Break-Glass Access

Emergency local-admin credential that activates only when LDAP is the active backend and the LDAP probe is currently failing. Designed for the case where the directory goes down and the only operator account is LDAP-resolved.

Configure

auth:
  backend: ldap
  ldap:
    # ... normal LDAP config ...
  breakGlass:
    username: emergency-admin
    passwordHash: "${HORIZON_BREAK_GLASS_HASH}"
    roles: [admin]

Fields

The block is optional — leave it out (or commented) to disable break-glass entirely.

Activation conditions

Break-glass is honored at login only when both are true:

1. auth.backend: ldap (the block is unused in local mode — a startup warning is logged if both are present).
2. ldapHealth.isUnhealthy() returns true at the moment of login. The probe runs continuously; “unhealthy” means the last probe (TCP / bind / search) failed.

When activated:

• The login form accepts breakGlass.username + the password matching breakGlass.passwordHash.
• The created session carries breakGlass.roles.
• An audit event with outcome: break-glass is written.
• A WARN log line is emitted: auth: break-glass login granted (LDAP unhealthy).

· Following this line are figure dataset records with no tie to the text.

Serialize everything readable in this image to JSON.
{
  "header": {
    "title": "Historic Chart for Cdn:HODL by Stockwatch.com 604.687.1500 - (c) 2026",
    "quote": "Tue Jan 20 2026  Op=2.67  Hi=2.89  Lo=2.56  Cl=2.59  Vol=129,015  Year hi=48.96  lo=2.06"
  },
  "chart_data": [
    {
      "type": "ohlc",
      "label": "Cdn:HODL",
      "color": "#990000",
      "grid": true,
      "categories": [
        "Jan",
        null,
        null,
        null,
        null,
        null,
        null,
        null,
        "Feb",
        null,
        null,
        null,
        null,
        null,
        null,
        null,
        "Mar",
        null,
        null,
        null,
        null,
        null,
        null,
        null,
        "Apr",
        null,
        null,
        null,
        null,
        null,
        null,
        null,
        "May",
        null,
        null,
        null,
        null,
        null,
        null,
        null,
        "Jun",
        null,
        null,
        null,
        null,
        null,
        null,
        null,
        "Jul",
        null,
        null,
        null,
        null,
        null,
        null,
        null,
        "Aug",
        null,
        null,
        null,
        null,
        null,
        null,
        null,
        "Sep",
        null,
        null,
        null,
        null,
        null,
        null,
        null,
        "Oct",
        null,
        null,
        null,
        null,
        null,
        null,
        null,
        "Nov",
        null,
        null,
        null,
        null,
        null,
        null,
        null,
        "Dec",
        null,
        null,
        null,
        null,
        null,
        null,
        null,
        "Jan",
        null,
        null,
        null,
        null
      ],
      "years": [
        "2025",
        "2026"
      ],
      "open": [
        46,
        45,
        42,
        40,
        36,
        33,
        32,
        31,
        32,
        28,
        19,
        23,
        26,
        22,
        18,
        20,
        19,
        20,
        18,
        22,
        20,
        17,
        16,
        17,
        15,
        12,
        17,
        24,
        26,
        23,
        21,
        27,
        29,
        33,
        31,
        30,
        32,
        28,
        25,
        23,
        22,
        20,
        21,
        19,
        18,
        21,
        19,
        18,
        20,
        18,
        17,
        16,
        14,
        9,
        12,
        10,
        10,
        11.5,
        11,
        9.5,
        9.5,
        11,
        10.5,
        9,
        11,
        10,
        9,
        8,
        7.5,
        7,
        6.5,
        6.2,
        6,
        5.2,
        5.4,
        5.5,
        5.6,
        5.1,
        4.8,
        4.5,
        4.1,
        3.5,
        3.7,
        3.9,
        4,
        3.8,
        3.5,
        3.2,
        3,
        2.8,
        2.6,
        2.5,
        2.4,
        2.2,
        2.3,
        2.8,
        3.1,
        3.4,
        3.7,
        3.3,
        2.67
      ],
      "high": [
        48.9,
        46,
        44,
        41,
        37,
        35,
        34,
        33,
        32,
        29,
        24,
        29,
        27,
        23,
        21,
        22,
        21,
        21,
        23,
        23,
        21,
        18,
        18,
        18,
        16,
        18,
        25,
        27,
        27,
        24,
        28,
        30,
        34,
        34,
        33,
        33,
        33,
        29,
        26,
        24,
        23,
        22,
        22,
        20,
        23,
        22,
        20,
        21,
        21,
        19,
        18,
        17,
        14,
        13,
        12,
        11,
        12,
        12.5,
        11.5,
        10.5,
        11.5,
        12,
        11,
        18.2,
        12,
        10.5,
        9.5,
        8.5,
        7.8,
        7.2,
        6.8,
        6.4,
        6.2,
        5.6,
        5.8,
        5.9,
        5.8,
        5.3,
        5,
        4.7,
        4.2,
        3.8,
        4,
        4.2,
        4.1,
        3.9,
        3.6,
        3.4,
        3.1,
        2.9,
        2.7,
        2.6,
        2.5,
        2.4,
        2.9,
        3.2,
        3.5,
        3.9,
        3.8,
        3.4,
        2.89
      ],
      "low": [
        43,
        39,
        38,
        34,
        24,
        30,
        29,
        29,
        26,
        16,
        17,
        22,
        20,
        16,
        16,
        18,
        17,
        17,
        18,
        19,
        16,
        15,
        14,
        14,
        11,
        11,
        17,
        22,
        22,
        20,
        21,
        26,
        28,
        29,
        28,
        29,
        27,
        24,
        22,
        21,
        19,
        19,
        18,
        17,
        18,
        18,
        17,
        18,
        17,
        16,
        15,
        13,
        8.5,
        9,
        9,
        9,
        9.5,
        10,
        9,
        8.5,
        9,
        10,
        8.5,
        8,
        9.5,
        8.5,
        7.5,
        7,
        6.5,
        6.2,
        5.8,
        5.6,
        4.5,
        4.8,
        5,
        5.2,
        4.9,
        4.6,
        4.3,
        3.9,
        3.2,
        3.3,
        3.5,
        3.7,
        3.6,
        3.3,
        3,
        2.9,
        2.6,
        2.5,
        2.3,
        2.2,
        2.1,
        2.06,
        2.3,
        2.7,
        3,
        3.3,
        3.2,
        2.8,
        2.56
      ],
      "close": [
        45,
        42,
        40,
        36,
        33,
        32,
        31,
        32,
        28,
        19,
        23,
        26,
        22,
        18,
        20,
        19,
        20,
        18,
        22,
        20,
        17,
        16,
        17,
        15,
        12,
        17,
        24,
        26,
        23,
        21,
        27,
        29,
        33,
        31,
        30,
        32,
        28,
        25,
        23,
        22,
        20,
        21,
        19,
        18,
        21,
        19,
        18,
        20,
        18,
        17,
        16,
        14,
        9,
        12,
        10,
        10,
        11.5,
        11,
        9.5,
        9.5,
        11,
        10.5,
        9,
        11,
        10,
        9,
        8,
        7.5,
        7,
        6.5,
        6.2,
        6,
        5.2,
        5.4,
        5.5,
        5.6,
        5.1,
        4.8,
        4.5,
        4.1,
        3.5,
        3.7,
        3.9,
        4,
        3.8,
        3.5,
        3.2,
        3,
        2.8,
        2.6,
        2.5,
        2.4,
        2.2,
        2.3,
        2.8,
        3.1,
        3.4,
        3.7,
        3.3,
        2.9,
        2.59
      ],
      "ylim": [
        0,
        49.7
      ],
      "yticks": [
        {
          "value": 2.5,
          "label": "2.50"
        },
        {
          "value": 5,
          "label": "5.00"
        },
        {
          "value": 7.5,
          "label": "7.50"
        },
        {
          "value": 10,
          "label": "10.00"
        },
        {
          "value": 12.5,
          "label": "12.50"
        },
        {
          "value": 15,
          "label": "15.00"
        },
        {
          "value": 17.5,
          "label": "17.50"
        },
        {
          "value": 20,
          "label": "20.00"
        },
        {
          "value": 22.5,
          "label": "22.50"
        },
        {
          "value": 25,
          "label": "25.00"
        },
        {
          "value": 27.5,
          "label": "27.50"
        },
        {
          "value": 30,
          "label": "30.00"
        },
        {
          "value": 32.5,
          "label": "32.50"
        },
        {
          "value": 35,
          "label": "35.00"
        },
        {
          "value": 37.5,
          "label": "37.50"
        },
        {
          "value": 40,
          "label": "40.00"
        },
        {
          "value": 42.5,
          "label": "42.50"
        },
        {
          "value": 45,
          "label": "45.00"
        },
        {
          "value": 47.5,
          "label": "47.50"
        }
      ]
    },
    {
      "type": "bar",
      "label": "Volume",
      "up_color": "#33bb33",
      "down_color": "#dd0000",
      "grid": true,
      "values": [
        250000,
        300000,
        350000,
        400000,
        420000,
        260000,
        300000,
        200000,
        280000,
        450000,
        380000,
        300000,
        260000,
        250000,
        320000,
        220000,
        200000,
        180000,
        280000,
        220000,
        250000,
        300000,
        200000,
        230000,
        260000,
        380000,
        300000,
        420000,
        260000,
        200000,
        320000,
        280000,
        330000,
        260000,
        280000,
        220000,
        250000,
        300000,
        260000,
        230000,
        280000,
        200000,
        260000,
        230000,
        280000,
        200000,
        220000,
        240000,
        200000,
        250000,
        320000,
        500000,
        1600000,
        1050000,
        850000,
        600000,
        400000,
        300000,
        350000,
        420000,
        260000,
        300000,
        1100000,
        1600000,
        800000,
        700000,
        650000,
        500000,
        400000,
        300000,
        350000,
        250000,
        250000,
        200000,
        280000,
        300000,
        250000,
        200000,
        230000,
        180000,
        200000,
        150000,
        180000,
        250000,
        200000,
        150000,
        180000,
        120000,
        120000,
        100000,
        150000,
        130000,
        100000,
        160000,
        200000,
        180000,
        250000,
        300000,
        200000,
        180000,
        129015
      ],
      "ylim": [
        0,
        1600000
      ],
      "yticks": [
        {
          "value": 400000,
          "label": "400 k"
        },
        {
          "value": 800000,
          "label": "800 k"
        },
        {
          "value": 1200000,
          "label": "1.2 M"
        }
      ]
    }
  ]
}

When LDAP is healthy again, the break-glass username is rejected at login — even if you type the right password. The session that was already opened during the outage remains valid until TTL or explicit logout.

Verification

apps/bff/src/user/break-glass.ts:

• Same Argon2id verifier as the local backend.
• Timing-safe — a wrong username still incurs the argon2 cost (verify against a dummy hash) to prevent leaking which break-glass username is configured via timing.

Audit

Every successful break-glass login is recorded twice:

1. Audit log (horizon-audit.jsonl):

   {
     "ts": "2026-05-18T14:29:33.456Z",
     "actor": "emergency-admin",
     "action": "auth.login.break-glass",
     "outcome": "break-glass",
     "fromIp": "192.0.2.10",
     "sessionId": "...",
     "details": { "backend": "ldap" }
   }
   

2. Application log at WARN level.

This double-logging is deliberate: the audit log is for compliance / forensics; the WARN log is for noticing in real time. Wire your log alerting to surface auth.login.break-glass events.

Operational guidance

• Hash, never plaintext. Never put the bare password in horizon.yaml.
• Use env-var interpolation for the hash: passwordHash: "${HORIZON_BREAK_GLASS_HASH}". Keeps the literal hash out of files that may end up in version control or backup tarballs.
• Test the path before you need it. Block LDAP at the network level (firewall rule, mock unreachable), confirm the login form accepts break-glass, then restore LDAP.
• Rotate the break-glass password on a schedule (quarterly is a common cadence). After rotation, verify the new hash loads via the admin Auth Status page.
• Limit the role list. The default [admin] is appropriate for genuine emergencies, but consider [operator] if your team’s break-glass needs do not include user / role management.
• Alert on use. Any auth.login.break-glass event in production should page the on-call channel — break-glass is for outages, and an unexpected use is either someone testing in prod (still worth knowing) or a misuse.

What break-glass cannot do

• It does not work when backend: local — local mode has no health failure mode, so the trigger condition cannot be met.
• It does not bypass RBAC. The session has whatever roles you grant via breakGlass.roles; if you set [viewer], the session can only read.
• It does not persist beyond the LDAP outage’s session — once LDAP is healthy again, no new break-glass logins succeed. Existing sessions live until TTL.

Common mistakes

• breakGlass block configured but backend: local. Block is ignored; warning at startup. Either switch to LDAP backend or remove the block.
• Same username as an LDAP user. Works but is confusing for audit-log reading. Choose a name not in the directory (e.g., emergency-admin, glass-break).
• Hash stored in version-controlled file. Use ${ENV_VAR} interpolation instead.